Este negó en desaprobación.
—Parece que lo único que has hecho en este tiempo es retroceder, Belén —reprochó—. ¿Estas viviendo con el ruso y la niña ahora? ¡¿De verdad?!
—¡Sí! —confirmó Bel concisa—. Aunque ese tampoco es asunto tuyo, no desde que ya no somos pareja —recriminó.

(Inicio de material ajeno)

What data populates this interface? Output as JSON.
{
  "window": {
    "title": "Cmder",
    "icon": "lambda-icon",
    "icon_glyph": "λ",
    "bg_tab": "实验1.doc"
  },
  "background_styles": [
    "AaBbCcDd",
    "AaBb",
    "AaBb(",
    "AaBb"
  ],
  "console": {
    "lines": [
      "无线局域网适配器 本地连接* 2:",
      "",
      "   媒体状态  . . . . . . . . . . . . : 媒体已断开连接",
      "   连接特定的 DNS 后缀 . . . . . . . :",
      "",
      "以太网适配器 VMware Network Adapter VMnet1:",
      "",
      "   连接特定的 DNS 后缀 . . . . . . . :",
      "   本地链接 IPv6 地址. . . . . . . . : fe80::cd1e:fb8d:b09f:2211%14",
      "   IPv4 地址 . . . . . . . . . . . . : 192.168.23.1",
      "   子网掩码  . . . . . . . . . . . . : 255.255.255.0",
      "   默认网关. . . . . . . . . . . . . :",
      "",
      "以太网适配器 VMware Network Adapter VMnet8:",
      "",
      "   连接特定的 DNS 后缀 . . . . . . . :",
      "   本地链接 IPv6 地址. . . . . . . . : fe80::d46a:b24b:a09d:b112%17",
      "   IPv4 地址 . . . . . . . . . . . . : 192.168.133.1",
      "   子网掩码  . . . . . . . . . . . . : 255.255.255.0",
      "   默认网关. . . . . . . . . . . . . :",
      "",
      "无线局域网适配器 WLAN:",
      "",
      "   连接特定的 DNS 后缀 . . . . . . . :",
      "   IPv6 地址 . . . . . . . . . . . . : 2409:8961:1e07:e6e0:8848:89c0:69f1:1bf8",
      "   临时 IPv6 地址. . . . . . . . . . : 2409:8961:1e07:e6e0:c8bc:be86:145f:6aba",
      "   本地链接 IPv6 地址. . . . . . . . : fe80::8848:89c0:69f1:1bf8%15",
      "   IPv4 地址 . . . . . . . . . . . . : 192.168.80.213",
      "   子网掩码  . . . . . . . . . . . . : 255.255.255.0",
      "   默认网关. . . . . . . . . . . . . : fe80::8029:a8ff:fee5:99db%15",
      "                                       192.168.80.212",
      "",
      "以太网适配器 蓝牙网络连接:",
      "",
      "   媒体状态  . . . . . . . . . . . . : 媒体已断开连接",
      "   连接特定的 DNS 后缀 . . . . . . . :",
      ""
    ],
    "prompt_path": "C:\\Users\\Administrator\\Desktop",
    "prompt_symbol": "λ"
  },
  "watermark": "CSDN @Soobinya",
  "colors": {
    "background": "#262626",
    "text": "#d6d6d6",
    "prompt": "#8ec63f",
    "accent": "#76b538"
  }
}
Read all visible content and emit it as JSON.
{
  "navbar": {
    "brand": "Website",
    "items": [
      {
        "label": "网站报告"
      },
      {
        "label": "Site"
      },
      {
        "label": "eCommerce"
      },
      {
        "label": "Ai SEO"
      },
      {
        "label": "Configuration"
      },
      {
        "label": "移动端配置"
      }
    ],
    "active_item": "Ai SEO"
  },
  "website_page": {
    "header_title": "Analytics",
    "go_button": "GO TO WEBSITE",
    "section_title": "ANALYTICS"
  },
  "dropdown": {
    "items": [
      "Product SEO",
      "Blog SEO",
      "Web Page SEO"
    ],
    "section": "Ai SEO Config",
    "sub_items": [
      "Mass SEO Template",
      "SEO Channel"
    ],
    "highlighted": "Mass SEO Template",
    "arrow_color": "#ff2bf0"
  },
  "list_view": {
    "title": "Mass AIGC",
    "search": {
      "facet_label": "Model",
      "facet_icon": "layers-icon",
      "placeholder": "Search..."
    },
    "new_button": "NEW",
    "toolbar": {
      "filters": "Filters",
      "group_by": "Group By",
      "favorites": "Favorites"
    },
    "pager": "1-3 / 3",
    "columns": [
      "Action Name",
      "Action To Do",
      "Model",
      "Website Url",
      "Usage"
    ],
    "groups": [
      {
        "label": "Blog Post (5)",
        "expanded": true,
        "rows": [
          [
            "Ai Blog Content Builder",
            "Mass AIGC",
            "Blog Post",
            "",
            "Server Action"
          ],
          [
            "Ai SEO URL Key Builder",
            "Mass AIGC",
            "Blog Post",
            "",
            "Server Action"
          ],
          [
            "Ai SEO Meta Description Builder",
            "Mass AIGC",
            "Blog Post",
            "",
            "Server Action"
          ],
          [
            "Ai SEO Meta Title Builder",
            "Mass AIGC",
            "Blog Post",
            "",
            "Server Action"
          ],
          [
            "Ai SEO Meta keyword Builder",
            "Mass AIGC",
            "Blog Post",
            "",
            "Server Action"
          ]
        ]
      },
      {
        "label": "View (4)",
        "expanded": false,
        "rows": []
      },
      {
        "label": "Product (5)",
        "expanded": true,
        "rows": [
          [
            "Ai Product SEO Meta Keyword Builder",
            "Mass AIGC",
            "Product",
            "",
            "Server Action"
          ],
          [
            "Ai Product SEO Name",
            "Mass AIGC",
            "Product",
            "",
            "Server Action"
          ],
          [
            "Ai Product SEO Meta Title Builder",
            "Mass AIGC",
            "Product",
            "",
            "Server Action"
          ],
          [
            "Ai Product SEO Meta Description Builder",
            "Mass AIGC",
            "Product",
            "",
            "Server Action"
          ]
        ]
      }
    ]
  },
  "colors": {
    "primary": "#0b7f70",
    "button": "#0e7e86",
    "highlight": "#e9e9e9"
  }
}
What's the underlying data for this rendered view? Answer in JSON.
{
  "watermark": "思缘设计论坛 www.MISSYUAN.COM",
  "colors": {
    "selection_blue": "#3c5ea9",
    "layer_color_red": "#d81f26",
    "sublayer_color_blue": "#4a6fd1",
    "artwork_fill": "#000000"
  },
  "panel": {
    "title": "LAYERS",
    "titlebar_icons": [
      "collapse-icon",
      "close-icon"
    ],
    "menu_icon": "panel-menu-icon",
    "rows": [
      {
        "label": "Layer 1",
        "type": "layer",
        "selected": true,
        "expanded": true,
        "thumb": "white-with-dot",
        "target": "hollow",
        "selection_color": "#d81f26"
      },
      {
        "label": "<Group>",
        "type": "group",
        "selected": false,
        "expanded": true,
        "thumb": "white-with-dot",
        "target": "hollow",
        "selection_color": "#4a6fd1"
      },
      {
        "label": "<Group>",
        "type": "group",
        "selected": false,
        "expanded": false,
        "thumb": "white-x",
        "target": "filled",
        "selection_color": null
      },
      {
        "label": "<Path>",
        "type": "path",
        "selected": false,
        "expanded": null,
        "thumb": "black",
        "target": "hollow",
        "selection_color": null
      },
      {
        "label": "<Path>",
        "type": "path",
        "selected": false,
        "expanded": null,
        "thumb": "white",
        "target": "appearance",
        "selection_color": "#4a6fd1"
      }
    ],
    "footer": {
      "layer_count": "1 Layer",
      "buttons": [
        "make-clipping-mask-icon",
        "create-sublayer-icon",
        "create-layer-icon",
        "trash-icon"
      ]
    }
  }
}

—¡Pero odias a ese desgraciado! —insistió Navarro impotente—. ¡Te quejabas todo el tiempo de él!, ¡querías que le quitasen a su hija! No imagino qué situación te llevó a mudarte a su casa antes que aquí.
—¡Ay!, ¡por Dios! —insistió Aurora angustiada—. ¿Tan mala persona es?
No hubo respuesta.
—¡Estaba equivocada con Alexey!, ¿de acuerdo? —explicó Belén arisca—. Es un buen padre, solo quiere lo mejor para Mila, pero tiene problemas. ¡Estoy ayudándolo! —aseguró.
—¡¿Y por eso te mudaste a su casa?!, ¡¿para «aliviar sus problemas»?! —ironizó Alfonso amargo, frustrado—. ¡Ese tiene que ser un nuevo hito en el rubro de la educación! —alegó y buscó iracundo los ojos de Belén, pero su expresión mutó en un instante de la ironía a la desazón más profunda cuando esta lo vio de vuelta—. ¡Mierda, Belén! —apuntaló sombrío y se pasó una mano por el rostro para negar después—. Estás enamorada del tipo, ¡¿verdad?!
—¡¿Enamorada de ese ruso aterrador?! ¡Ay, Belencita! —soltó Aurora escandalizada, nadie la escuchó.
—¡Por favor! —argumentó Bel con la faz coloreada en rojo y rio sínica—. ¡Es el padre de una alumna!
—¡¿Te fuiste a vivir a la casa de una alumna?! —concluyó la señora Lombardo estremecida—. Eso está mal de muchas formas, Belén. Que no tenga consecuencias legales no significa que sea profesional.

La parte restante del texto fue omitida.